What’s your emotional support inanimate object in Elrond’s house? Mine is the haunted armchair in the east corridor that sighs when I sit down.
Ah. A most excellent question—and one that I have pondered far more often than I care to admit aloud.
Now, many would assume that my emotional support inanimate object would be something sensible. A favored quill. A well-worn scroll. The particularly plush pillow in the library that might be enchanted to hum lullabies from the Second Age (I neither confirm nor deny this).
But no.
My emotional support object in Elrond’s house is—and I say this with full sincerity—the large decorative vase in the hallway leading to the west balcony.
Yes, that one.
The one no one is entirely sure where it came from, with the faded patterns of swans and a suspiciously smug-looking elf painted on the side. I lean against it when I am exhausted. I whisper into it when no one will listen. I have cried next to it twice. Once, I may have hugged it. Desperate times.

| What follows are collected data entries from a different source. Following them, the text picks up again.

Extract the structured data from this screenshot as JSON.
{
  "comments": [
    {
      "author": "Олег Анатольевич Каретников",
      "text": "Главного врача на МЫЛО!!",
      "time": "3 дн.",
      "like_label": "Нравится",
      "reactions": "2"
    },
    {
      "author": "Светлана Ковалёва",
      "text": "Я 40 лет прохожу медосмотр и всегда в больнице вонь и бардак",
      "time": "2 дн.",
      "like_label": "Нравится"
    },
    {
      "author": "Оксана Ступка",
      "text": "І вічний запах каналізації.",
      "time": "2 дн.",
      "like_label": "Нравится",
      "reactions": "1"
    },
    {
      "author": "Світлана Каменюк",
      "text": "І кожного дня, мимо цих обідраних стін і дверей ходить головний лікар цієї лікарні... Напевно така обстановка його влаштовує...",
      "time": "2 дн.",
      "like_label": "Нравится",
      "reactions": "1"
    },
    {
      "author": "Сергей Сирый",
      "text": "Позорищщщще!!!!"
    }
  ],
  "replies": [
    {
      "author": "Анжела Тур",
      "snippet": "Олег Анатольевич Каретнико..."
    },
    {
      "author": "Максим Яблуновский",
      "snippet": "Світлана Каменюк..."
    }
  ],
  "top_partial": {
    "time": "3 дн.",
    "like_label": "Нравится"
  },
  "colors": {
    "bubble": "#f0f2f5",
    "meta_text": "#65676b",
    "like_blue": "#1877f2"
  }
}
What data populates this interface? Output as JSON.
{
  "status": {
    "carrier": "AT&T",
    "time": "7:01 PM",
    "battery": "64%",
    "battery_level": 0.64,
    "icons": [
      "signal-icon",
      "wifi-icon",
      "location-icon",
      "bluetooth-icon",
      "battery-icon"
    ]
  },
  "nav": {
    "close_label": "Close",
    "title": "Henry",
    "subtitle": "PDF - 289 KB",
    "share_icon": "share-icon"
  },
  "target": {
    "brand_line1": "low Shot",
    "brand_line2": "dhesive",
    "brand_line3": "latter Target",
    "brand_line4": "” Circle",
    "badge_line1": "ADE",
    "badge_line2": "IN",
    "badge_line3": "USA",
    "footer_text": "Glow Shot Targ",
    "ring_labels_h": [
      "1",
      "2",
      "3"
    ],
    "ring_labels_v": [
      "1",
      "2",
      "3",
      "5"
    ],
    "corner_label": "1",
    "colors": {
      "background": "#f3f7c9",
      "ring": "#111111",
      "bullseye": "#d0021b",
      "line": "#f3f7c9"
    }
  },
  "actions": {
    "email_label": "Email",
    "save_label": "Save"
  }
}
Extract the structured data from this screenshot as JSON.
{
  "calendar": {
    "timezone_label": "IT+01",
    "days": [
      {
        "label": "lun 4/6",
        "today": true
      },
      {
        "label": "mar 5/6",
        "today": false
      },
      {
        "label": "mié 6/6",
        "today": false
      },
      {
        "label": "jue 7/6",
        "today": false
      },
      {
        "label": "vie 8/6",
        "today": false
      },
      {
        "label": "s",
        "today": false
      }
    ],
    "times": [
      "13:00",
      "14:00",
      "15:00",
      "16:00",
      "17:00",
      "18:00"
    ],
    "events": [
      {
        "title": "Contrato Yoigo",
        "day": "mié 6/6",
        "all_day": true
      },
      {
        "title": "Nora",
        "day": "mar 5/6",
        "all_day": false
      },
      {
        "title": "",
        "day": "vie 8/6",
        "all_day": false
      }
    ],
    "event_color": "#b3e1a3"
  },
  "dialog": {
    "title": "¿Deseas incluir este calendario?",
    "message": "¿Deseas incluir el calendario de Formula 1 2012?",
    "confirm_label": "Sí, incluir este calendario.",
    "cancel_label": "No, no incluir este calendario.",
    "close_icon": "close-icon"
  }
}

It is always cold to the touch, dignified, and unmoving—much like Lord Erestor on a bad day—and thus incredibly comforting. It listens. It judges silently. It bears the weight of my spiraling emotional state and the occasional tea spill with stoic grace.
I once named it Vaesilien, Keeper of My Sanity during a particularly bad day of festival planning. I told Eredin. He did not blink. He simply nodded and placed a small crocheted scarf around its rim. That’s how we all cope here.
Your haunted sighing armchair and my silent emotional vase would, I believe, get along famously.